Expectations can be a killer. I should know; I think I might just have a black belt. But strangely enough I started this adventure with surprisingly few expectations. Sure I expected to travel to these destinations and stay in these places, but apart from that I had unusually few plans (for me at least). And of course, at the beginning of the year, as I was planning the North American trip, I had absolutely no expectation of also heading to London to see Kate Bush.
If anything, as the trips got closer, my expectations became more and more centred around what might go wrong; Icelandic volcanoes, conflict in Europe over the Ukraine, terrorists, Hong Kong unrest, Ebola … I know it's very narcissistic of me to focus these potential tragedies on my little life, but at more than one stage I was close to convinced that the bottom was about to drop out of one or the other of the trips. I don't think I let go of the last of these fears until I boarded the train from Washington DC to New York. The fact that I made it through is a lesson I must hold on to.
So, in that light, how do I feel now that I'm back home? I feel utterly satisfied and hugely fortunate. Of the entire experience I can only think of one thing I would definitely do differently: I would have spent an extra day in Washington DC rather than Toronto. There are other things I had considered, like fitting in some night life or making more effort to be social, but I'm comfortable acknowledging my limitations and accepting that I always did what I wanted or felt capable of doing at the time.
I did have some doubt midway through though. In Toronto I briefly wondered if taking this trip on my own had been a mistake. All practicalities aside, once or twice I could even have happily just come home. Luckily those thoughts disappeared when I reached DC and they never surfaced again.

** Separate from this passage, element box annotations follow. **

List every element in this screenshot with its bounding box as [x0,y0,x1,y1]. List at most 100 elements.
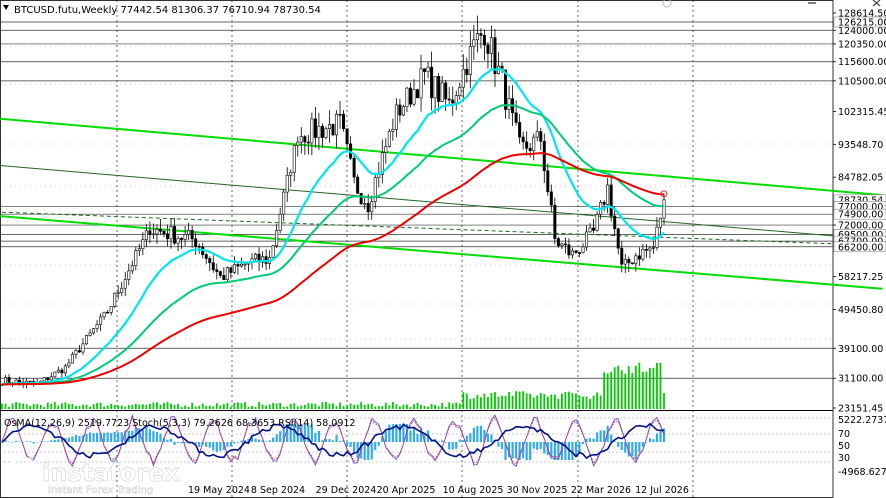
volume-bars [1,362,665,409]
close-icon[interactable] [662,0,881,8]
osma-bar [205,442,208,447]
candle-body [352,157,356,178]
volume-bar [212,406,215,409]
candle-body [197,245,201,248]
candle-body [190,230,194,240]
osma-bar [229,442,232,447]
volume-bar [78,405,81,409]
volume-bar [191,402,194,409]
volume-bar [25,404,28,409]
volume-bar [75,406,77,409]
osma-bar [648,438,652,442]
candle-body [592,227,596,231]
osma-bar [465,435,468,442]
volume-bar [127,405,130,409]
candle-body [577,252,581,254]
symbol-dropdown-icon[interactable] [3,5,9,10]
candle-body [405,87,409,107]
volume-bar [346,405,348,409]
volume-bar [99,402,102,409]
volume-bar [490,392,493,409]
volume-bar [631,372,634,409]
volume-bar [261,404,264,409]
candle-body [285,174,289,193]
volume-bar [409,406,412,409]
volume-bar [68,404,70,409]
volume-bar [244,402,246,409]
osma-bar [448,442,451,450]
volume-bar [310,403,313,409]
candle-body [134,250,138,267]
osma-bar [374,442,377,451]
volume-bar [92,404,95,409]
volume-bar [57,405,60,409]
osma-bar [29,441,32,442]
volume-bar [131,404,134,409]
osc-axis-label: 5222.2737 [838,415,886,426]
time-axis-label: 30 Nov 2025 [507,485,568,496]
candle-body [651,247,655,249]
osma-bar [370,442,373,460]
candle-body [278,213,282,231]
volume-bar [582,396,584,409]
volume-bar [413,404,415,409]
price-chart[interactable]: 128614.50124000.00120350.00115600.001105… [0,0,886,498]
candle-body [549,191,553,206]
volume-bar [222,403,225,409]
price-axis-label: 102315.45 [838,107,886,118]
candle-body [504,69,508,110]
volume-bar [529,393,532,409]
volume-bar [307,403,310,409]
candle-body [479,33,483,36]
volume-bar [659,362,662,409]
candle-body [320,125,324,138]
volume-bar [596,392,598,409]
volume-bar [455,402,458,409]
volume-bar [138,404,141,409]
volume-bar [546,396,549,409]
volume-bar [177,403,179,409]
candle-body [623,258,627,265]
candle-body [229,267,233,273]
volume-bar [649,367,651,409]
candle-body [465,68,469,75]
volume-bar [321,402,324,409]
volume-bar [518,391,521,409]
volume-bar [198,405,201,409]
volume-bar [163,402,165,409]
candle-body [166,233,170,240]
candle-body [74,350,78,355]
price-level-tag: 126215.00 [833,16,886,28]
osma-bar [384,430,387,442]
candle-body [440,82,444,102]
volume-bar [448,402,451,409]
volume-bar [613,367,616,409]
candle-body [472,39,476,47]
candle-body [416,89,420,99]
volume-bar [258,402,260,409]
osma-bar [353,442,356,454]
candle-body [458,87,462,96]
volume-bar [32,403,35,409]
candle-body [588,227,592,233]
volume-bar [575,393,577,409]
osma-bar [314,432,317,442]
candle-body [634,255,638,264]
osma-bar [634,442,637,460]
volume-bar [247,406,250,409]
osma-bar [328,439,331,442]
volume-bar [384,402,387,409]
osma-bar [652,439,655,442]
osma-bar [7,441,11,443]
volume-bar [585,396,588,409]
candle-body [423,68,427,72]
candle-body [401,106,405,116]
volume-bar [522,391,525,409]
candle-body [408,87,412,105]
price-axis-label: 31100.00 [838,374,883,385]
volume-bar [339,402,341,409]
volume-bar [367,404,370,409]
candle-body [158,229,162,232]
osma-bar [279,431,282,442]
osma-bar [620,442,623,451]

It was weird waiting in Hong Kong airport to come home. As I ate my ramen and sipped my frozen beer (yes, the head was actually intentionally partly frozen), I reflected on how differently I felt between the trip out and the trip back. I remember feeling a lot more anxious before; I was scared of the unknown and, to be completely honest, not even 100% sure the trip was still such a good idea. I feel much more relaxed, certain and fulfilled now. And sitting in the same spot 4 weeks later it would be easy to dismiss the intervening time as a dream. But what I learnt from going to Europe back in 2010 is that travel leaves a lasting impression and a lasting legacy. Now the last 2 months have become part of those impressions and that legacy. One thing's for sure, after spending most of 2014 either planning or looking forward to these adventures, it's going to be strange not having them on my horizon anymore.
And now it's over what have been the highlights of the last 2 months? Without doubt New York was the standout of the North American trip and easily justified making the journey all on its own. And then of course there's Kate Bush … well anyone should know how I feel about that one.

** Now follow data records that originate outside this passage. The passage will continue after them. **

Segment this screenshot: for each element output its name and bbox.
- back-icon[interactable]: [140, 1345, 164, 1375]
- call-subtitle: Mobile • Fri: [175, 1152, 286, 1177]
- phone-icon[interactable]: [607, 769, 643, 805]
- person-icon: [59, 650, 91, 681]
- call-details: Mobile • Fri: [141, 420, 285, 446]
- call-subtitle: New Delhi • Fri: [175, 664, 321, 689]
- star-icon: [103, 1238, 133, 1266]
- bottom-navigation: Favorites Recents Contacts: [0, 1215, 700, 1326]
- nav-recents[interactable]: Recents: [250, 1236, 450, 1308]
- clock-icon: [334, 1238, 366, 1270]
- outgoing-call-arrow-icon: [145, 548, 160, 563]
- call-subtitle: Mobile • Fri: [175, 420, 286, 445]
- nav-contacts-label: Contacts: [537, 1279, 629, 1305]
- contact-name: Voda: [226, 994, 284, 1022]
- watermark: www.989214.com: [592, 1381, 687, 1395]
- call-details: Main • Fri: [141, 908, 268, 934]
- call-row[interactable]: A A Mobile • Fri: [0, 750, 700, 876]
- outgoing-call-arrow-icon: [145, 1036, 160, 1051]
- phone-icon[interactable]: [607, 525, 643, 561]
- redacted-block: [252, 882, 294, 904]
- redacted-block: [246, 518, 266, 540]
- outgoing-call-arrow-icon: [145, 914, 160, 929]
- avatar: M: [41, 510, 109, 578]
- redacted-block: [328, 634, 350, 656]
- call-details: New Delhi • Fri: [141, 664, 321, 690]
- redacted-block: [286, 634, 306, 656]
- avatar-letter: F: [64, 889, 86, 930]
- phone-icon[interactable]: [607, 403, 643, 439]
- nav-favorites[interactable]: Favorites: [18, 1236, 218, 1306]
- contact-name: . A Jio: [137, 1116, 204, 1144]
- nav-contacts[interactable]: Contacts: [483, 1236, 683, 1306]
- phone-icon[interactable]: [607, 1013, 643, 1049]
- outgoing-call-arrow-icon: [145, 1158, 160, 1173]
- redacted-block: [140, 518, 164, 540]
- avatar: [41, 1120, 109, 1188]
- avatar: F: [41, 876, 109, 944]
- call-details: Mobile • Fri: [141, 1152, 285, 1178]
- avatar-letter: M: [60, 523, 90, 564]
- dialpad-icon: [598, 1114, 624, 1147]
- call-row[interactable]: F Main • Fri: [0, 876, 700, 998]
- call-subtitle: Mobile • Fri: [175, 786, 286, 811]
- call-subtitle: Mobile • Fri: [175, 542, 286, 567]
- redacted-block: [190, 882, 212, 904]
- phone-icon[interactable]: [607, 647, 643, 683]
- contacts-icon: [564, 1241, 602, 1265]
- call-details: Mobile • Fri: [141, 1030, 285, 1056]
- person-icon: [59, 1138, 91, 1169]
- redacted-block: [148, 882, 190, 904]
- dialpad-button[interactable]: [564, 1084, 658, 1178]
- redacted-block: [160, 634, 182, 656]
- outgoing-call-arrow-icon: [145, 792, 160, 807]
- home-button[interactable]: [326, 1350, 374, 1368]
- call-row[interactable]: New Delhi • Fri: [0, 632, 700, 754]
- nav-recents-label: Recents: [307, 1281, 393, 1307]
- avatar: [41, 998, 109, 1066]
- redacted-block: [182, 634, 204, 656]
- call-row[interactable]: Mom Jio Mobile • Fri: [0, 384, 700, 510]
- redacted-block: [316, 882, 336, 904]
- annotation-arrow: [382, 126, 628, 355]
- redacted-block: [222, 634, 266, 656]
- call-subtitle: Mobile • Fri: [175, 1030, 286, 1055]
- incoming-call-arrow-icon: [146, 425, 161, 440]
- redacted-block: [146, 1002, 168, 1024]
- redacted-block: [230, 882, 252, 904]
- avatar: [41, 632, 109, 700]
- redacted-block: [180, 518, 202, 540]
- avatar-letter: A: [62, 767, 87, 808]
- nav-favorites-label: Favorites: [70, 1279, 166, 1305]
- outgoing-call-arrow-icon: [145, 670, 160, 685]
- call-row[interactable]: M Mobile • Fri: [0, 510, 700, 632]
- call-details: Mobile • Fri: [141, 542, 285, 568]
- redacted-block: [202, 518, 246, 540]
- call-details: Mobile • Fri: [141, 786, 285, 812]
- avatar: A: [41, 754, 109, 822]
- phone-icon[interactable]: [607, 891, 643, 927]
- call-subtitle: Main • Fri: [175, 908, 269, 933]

But just to be specific I've compiled my top 10 for my travel adventures this year, in no particular order:
- Seeing Kate Bush live, from the 2nd row
- The Empire State Building by day
- The Empire State Building by night
- Stanley Park, Vancouver
- The Canadian, Vancouver to Toronto and all the amazing landscape in between
- The Guggenheim, New York
- Circumnavigating Manhattan by boat
- The 9/11 Memorial
- Waking up to the New York skyline 12 mornings in a row
- Being able to spend some more time in London, STILL my favourite city
I know some people have been following this blog. I hope you've enjoyed reading it as much as I've enjoyed writing it, but at the end of the day this blog has been for me. My way of sharing these moments with the Ian of the future, when recollection of the smaller details gets harder and how I actually felt at the time begins to fade.
This will be the final post for this blog. But I do have another ongoing blog on the futurismgrey website; I had plenty of time to reflect while away and have a mountain of material that's bound to inspire something sooner or later. And when it does, that's where I'll post it.